The reads generated in this study have been deposited in the Sequence Read Archive (SRA) under BioProject accession PRJNA1155221(DNA sequence of Illumina pair-end short reads: SRR3050527733, Hi-C reads: SRR3050527834, SRR3050527935, SRR3050528036, PacBio HiFi reads: SRR3050527237, and RNA-Seq reads: SRR3050527338, SRR3050527439, SRR3050527540, SRR3050527641). The genome assembly have been deposited in the GenBank database under the accession number JBGVUA00000000042. The annotation result files have been deposited in the Figshare database (https://doi.org/10.6084/m9.figshare.28407596)43.

Technical Validation

Various different methods were used to ascertain the completeness and accuracy of the Chelidonium majus genome. First, The Hi-C heatmap validated the accuracy of the genome assembly by displaying distinct signals for the 6 pseudo-chromosomes, which indicated their relative independence from one another (Fig. 1). Second, the benchmarking universal single-copy orthologues (BUSCO) v5.4.5 analysis with the “embryophyta_odb10” data set further validated the completeness and accuracy of the assembled genome and annotated genes, achieving a score of 97.6% and 95%, which demonstrates robust annotation quality (Table 8). Third, Illumina paired-end short reads were aligned to the assembled genome using bwa44. Results showed that the read mapping rate was 98.73% and genome coverage was 99.98%, indicating high consistency between reads and assembled genomes (Table 9).

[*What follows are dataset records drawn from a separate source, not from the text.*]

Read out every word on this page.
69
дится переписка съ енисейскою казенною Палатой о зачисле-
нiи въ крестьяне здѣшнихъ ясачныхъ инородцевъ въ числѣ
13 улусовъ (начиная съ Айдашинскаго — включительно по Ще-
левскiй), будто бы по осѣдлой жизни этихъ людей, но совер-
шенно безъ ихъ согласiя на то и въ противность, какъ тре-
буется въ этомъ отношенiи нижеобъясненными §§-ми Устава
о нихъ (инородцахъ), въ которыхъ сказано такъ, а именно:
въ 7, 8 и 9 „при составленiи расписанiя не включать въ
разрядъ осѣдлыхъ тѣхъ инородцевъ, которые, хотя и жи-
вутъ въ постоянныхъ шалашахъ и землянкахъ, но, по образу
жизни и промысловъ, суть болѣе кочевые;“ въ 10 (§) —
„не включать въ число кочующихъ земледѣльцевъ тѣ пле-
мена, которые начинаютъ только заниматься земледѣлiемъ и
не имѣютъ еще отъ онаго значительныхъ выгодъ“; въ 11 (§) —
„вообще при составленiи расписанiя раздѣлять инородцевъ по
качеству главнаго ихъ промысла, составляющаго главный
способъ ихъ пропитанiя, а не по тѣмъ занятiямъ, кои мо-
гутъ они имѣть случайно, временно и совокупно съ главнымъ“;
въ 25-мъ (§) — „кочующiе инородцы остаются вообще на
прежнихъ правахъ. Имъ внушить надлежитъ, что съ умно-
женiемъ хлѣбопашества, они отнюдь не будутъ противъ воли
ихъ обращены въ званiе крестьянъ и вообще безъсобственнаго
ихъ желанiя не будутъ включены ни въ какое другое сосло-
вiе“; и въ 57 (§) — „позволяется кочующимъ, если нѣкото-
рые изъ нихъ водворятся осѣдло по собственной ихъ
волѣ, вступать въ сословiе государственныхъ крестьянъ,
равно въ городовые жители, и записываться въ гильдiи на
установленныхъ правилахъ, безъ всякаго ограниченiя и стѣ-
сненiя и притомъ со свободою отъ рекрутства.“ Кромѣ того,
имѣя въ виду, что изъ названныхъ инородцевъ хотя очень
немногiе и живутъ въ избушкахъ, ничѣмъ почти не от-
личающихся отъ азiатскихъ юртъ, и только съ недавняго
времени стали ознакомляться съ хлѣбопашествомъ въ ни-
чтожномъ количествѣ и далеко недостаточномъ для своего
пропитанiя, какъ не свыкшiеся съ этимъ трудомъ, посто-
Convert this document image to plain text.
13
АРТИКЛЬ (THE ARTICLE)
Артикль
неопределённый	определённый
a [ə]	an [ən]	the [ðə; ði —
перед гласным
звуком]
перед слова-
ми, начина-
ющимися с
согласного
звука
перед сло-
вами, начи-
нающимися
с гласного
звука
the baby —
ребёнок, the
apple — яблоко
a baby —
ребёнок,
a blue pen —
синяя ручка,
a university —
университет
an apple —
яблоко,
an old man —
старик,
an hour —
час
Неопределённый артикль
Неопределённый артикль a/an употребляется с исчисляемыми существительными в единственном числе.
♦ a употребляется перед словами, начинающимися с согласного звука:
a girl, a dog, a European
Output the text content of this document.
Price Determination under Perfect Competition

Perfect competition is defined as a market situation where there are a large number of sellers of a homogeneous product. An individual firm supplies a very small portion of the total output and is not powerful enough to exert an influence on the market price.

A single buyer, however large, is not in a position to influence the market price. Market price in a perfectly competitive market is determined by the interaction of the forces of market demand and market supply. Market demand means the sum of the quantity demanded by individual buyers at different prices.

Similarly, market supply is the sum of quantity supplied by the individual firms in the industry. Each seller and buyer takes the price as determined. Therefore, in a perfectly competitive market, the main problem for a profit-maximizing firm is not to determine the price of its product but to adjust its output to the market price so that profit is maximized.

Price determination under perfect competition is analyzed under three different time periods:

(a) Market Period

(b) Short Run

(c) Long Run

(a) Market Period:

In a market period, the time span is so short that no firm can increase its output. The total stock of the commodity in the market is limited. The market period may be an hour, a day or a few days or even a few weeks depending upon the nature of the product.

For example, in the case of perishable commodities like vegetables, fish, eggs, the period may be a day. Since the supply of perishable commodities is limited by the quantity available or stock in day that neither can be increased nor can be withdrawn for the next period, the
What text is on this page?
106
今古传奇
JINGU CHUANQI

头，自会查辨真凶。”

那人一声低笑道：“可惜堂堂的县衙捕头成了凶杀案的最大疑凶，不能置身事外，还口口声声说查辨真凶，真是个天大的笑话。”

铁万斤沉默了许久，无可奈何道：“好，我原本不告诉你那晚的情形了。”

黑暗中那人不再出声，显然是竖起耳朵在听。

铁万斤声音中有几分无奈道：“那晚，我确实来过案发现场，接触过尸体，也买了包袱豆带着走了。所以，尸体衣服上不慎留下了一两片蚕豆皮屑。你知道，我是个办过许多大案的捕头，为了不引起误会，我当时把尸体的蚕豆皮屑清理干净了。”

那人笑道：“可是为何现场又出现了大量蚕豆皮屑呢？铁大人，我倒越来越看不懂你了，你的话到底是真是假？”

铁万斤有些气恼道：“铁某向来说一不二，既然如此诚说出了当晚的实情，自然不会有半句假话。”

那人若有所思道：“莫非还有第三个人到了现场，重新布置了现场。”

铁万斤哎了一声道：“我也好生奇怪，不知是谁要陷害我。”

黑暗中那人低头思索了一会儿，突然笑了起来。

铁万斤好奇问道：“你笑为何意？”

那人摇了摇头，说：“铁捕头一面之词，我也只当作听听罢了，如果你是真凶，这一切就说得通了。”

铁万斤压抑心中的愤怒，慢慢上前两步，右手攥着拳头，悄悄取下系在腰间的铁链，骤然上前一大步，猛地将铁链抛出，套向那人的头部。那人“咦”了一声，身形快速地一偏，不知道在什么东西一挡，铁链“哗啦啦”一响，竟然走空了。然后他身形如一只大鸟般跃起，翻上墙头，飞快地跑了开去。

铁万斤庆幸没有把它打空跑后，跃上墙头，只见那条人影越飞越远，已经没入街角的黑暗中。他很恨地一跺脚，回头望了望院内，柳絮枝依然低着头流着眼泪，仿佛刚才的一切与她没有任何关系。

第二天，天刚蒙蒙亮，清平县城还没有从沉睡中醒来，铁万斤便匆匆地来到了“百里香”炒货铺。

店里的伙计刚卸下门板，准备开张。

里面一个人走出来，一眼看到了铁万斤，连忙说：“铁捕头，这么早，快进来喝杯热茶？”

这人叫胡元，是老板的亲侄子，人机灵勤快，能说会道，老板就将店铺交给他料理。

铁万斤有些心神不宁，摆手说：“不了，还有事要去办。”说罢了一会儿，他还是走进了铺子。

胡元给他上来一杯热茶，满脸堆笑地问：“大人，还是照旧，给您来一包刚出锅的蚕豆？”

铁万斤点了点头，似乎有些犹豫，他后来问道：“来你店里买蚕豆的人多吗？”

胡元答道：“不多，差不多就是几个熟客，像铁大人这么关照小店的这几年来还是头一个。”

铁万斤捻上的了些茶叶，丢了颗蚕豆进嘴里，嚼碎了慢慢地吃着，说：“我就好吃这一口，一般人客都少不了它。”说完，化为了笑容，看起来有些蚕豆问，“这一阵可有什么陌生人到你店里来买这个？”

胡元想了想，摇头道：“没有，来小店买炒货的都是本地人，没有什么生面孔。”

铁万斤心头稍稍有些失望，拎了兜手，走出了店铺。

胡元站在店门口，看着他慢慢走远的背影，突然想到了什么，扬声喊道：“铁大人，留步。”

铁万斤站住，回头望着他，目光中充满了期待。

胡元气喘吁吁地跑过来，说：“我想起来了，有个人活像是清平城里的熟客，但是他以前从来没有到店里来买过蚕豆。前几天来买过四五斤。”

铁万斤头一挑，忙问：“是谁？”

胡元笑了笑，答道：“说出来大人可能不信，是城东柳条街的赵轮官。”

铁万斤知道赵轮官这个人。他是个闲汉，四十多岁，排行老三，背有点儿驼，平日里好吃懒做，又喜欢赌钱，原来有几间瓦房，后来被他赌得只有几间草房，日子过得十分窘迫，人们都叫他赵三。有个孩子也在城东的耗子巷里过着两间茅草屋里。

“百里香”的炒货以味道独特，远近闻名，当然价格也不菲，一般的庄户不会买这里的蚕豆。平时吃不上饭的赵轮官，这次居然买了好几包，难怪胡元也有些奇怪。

Table 8 BUSCO score of the assembled and annotated genome.
Table 9 Mapping ratio of short reads on the assembled genome.

Finally, the QV (quality value) of the assembled genome calculated by Merqury45 was 46.7778, suggesting the genome-wide error rate was only 0.0021% (Table 10). All these results suggested this C. majus assembled genome was of high quality.

Table 10 Quality value (QV) of the assembled genome.